Reputation: 5914
I am trying to set a new dataFrame based on the user values being set for the date variables below. the raw data date column (Date
) comes into pandas in the following format 7/5/17
. Following what I assume are best practices, I convert the field into datetime
format which produces an array with the yyyy-mm-dd
format, '2017-12-01', '2017-12-02', '2017-12-03', '2017-12-04','2017-12-05',
. From here I am trying to subselect my dataFrame with a date_range
within my start and end date and then only show the columns being selected with variables X
and y
. However, I produce raise KeyError('{mask} not in index'.format(mask=objarr[mask]))
at the subselect line. What value in my code could be throwing that error? Is it due to the datetime
formatting?
# date column and conversion to datetime64[ns]

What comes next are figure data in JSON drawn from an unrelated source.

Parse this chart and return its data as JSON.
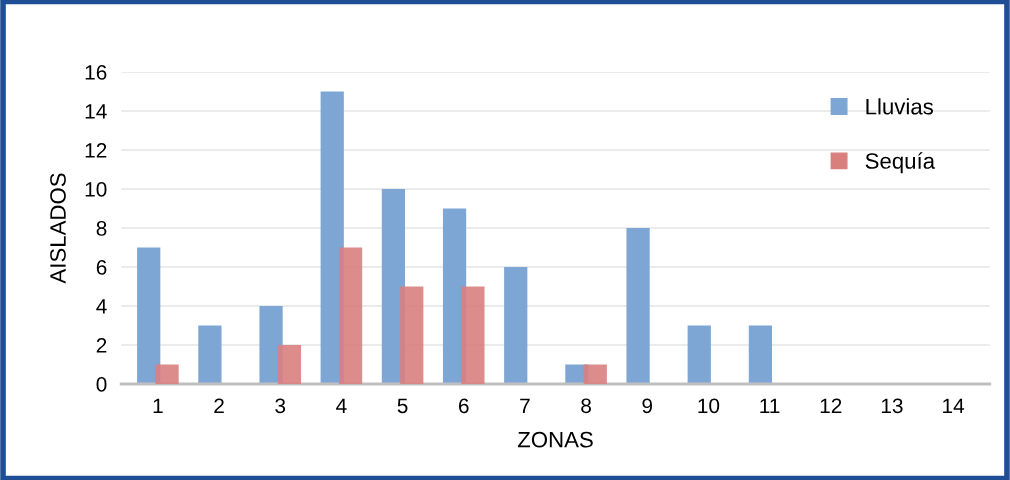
{
  "chart_data": {
    "type": "bar",
    "xlabel": "ZONAS",
    "ylabel": "AISLADOS",
    "categories": [
      "1",
      "2",
      "3",
      "4",
      "5",
      "6",
      "7",
      "8",
      "9",
      "10",
      "11",
      "12",
      "13",
      "14"
    ],
    "series": [
      {
        "name": "Lluvias",
        "color": "#7ea6d4",
        "values": [
          7,
          3,
          4,
          15,
          10,
          9,
          6,
          1,
          8,
          3,
          3,
          0,
          0,
          0
        ]
      },
      {
        "name": "Sequía",
        "color": "#d9807f",
        "values": [
          1,
          0,
          2,
          7,
          5,
          5,
          0,
          1,
          0,
          0,
          0,
          0,
          0,
          0
        ]
      }
    ],
    "ylim": [
      0,
      16
    ],
    "yticks": [
      0,
      2,
      4,
      6,
      8,
      10,
      12,
      14,
      16
    ],
    "grid": "y",
    "legend": "top right"
  }
}
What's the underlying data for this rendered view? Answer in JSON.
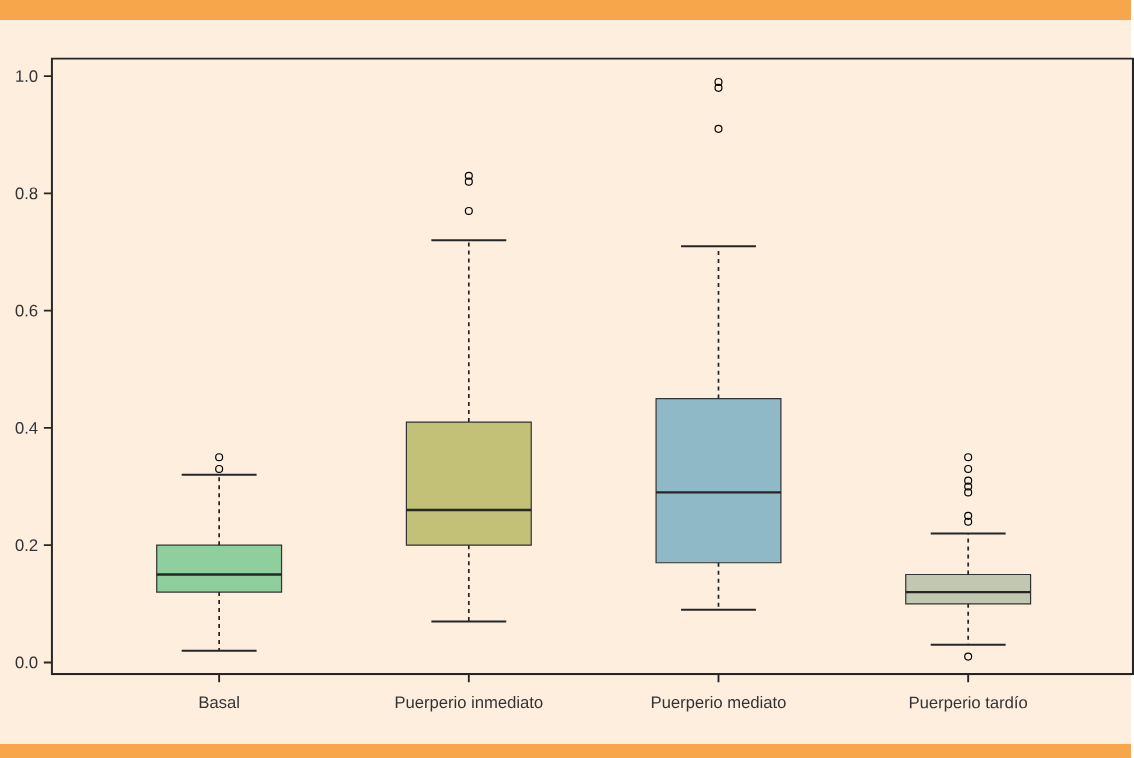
{
  "chart_data": {
    "type": "box",
    "categories": [
      "Basal",
      "Puerperio inmediato",
      "Puerperio mediato",
      "Puerperio tardío"
    ],
    "boxes": [
      {
        "low": 0.02,
        "q1": 0.12,
        "median": 0.15,
        "q3": 0.2,
        "high": 0.32,
        "outliers": [
          0.33,
          0.35
        ]
      },
      {
        "low": 0.07,
        "q1": 0.2,
        "median": 0.26,
        "q3": 0.41,
        "high": 0.72,
        "outliers": [
          0.77,
          0.82,
          0.83
        ]
      },
      {
        "low": 0.09,
        "q1": 0.17,
        "median": 0.29,
        "q3": 0.45,
        "high": 0.71,
        "outliers": [
          0.91,
          0.98,
          0.99
        ]
      },
      {
        "low": 0.03,
        "q1": 0.1,
        "median": 0.12,
        "q3": 0.15,
        "high": 0.22,
        "outliers": [
          0.01,
          0.24,
          0.25,
          0.29,
          0.3,
          0.31,
          0.33,
          0.35
        ]
      }
    ],
    "colors": [
      "#8ecf9d",
      "#c3c177",
      "#90b9c8",
      "#c1c7b0"
    ],
    "ylim": [
      -0.02,
      1.03
    ],
    "yticks": [
      {
        "value": 0,
        "label": "0.0"
      },
      0.2,
      0.4,
      0.6,
      0.8,
      {
        "value": 1,
        "label": "1.0"
      }
    ]
  }
}
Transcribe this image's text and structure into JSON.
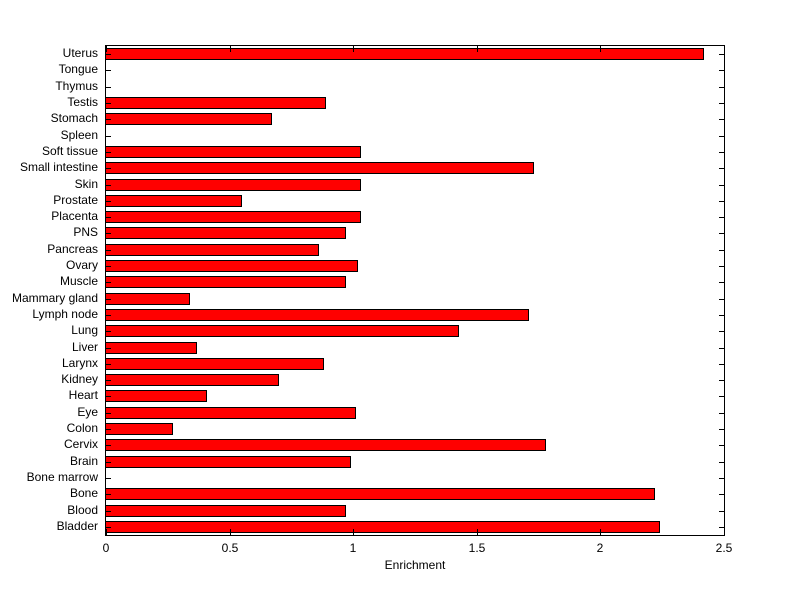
{
  "chart_data": {
    "type": "bar",
    "orientation": "horizontal",
    "title": "",
    "xlabel": "Enrichment",
    "ylabel": "",
    "xlim": [
      0,
      2.5
    ],
    "x_tick_values": [
      0,
      0.5,
      1,
      1.5,
      2,
      2.5
    ],
    "x_tick_labels": [
      "0",
      "0.5",
      "1",
      "1.5",
      "2",
      "2.5"
    ],
    "legend": null,
    "grid": false,
    "bar_color": "#ff0000",
    "bar_edge_color": "#000000",
    "background_color": "#ffffff",
    "axis_color": "#000000",
    "categories_top_to_bottom": [
      "Uterus",
      "Tongue",
      "Thymus",
      "Testis",
      "Stomach",
      "Spleen",
      "Soft tissue",
      "Small intestine",
      "Skin",
      "Prostate",
      "Placenta",
      "PNS",
      "Pancreas",
      "Ovary",
      "Muscle",
      "Mammary gland",
      "Lymph node",
      "Lung",
      "Liver",
      "Larynx",
      "Kidney",
      "Heart",
      "Eye",
      "Colon",
      "Cervix",
      "Brain",
      "Bone marrow",
      "Bone",
      "Blood",
      "Bladder"
    ],
    "values": [
      2.42,
      0,
      0,
      0.89,
      0.67,
      0,
      1.03,
      1.73,
      1.03,
      0.55,
      1.03,
      0.97,
      0.86,
      1.02,
      0.97,
      0.34,
      1.71,
      1.43,
      0.37,
      0.88,
      0.7,
      0.41,
      1.01,
      0.27,
      1.78,
      0.99,
      0,
      2.22,
      0.97,
      2.24
    ]
  }
}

dateColumn = pd.to_datetime(rawData['Date'])
# date start
dateStart = '12/1/17'
# date end
dateEnd = '2/28/18'
# date range
dateRange = pd.date_range(dateStart, dateEnd)
# dependent variable
y = 'Leads'
# independent variable(s)
X = 'Clicks'
Sub-select x and y columns for Date rows between 12/1/17 and 2/28/18:
print(rawData[rawData[dateColumn].isin(dateRange)][X,y])
Upvotes: 0
Views: 248
Reputation: 23980
You are indexing with the column instead of the column name:
print(rawData[dateColumn.isin(dateRange)][[X,y]])
Upvotes: 1